When promoting her pseudoscientific practices, Oprah followed a pattern similar to that of a snake-oil salesman in the Wild West: She promises an effect that seems too good to be true, brings out an “expert” to confirm the effect’s “scientific” possibility; and then sometimes, for extra oomph, rolls out a real-life Viewer Like You who claims to feel rejuvenated, 40 years younger, or whatever the product claims to cause. She did so while promoting the thread lift, with a woman whose transformation per the before-and-after pictures looked like more like Hollywood magic (copious amounts of makeup) than actual change. During her extensive shilling for the self-help book The Secret, Oprah offered several real-life testimonials of the book’s validity. One example is Karen, who explained how the book helped her avoid a heart attack: All she did was repeat mantras such as “I feel safe” and “it smooth[ed her] mind so the universe can work out the answer.” Then there was 13-year-old Cassie, who revealed in a 2008 segment that gastric banding, a radical weight-loss surgery involving a band strapped around the top of the stomach, helped her shed 80 pounds. It could work for your 13-year-old, too, though you’d have to go to Mexico, as Cassie’s mother did, to find a doctor who would perform it.
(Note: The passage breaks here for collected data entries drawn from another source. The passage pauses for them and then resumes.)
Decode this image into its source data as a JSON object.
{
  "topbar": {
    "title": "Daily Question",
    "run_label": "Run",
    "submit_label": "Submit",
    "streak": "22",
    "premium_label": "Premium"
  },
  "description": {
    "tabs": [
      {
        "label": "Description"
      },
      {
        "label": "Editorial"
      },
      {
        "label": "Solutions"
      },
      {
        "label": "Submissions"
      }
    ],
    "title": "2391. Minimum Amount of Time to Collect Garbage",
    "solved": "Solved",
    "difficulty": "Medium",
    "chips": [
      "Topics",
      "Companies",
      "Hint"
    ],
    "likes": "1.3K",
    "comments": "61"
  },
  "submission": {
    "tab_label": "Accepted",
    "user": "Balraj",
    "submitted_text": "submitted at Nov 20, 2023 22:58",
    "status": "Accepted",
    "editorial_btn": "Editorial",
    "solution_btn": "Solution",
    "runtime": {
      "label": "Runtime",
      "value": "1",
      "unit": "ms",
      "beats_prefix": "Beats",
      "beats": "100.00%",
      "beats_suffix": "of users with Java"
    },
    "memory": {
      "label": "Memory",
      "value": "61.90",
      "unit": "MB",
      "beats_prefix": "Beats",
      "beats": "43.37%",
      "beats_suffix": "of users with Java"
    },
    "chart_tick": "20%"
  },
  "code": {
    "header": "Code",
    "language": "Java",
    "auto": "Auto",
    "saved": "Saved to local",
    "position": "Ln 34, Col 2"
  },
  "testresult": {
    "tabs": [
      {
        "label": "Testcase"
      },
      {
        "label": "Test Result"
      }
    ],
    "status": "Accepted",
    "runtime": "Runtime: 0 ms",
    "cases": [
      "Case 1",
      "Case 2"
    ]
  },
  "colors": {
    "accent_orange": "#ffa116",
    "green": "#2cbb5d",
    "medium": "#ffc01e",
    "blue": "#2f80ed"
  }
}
As we’re caught up in the dizzying whirlwind of a potential Oprah 2020 presidential bid (remember, Democrats, Oprah was Trump’s VP pick in 1999), we must be careful not to forget her fetish for the fantastical. Will her candidacy and presidency be underpinned by sound political and economic theory? Or, more likely, will it be another smoke-and-mirrors show, complete with get-healed-quick promises that are not only too good to be true but downright dangerous? The widespread and instant support for a presidential run seems to follow the same logic that cost Kirby Brown’s mother her daughter: Oprah would be a great nominee, the voters reason, because she’s Oprah. If they paid attention to her track record, though, they would see that history has a different lesson: It’s best to avoid much of what Oprah endorses. Could she, too, be too good to be true?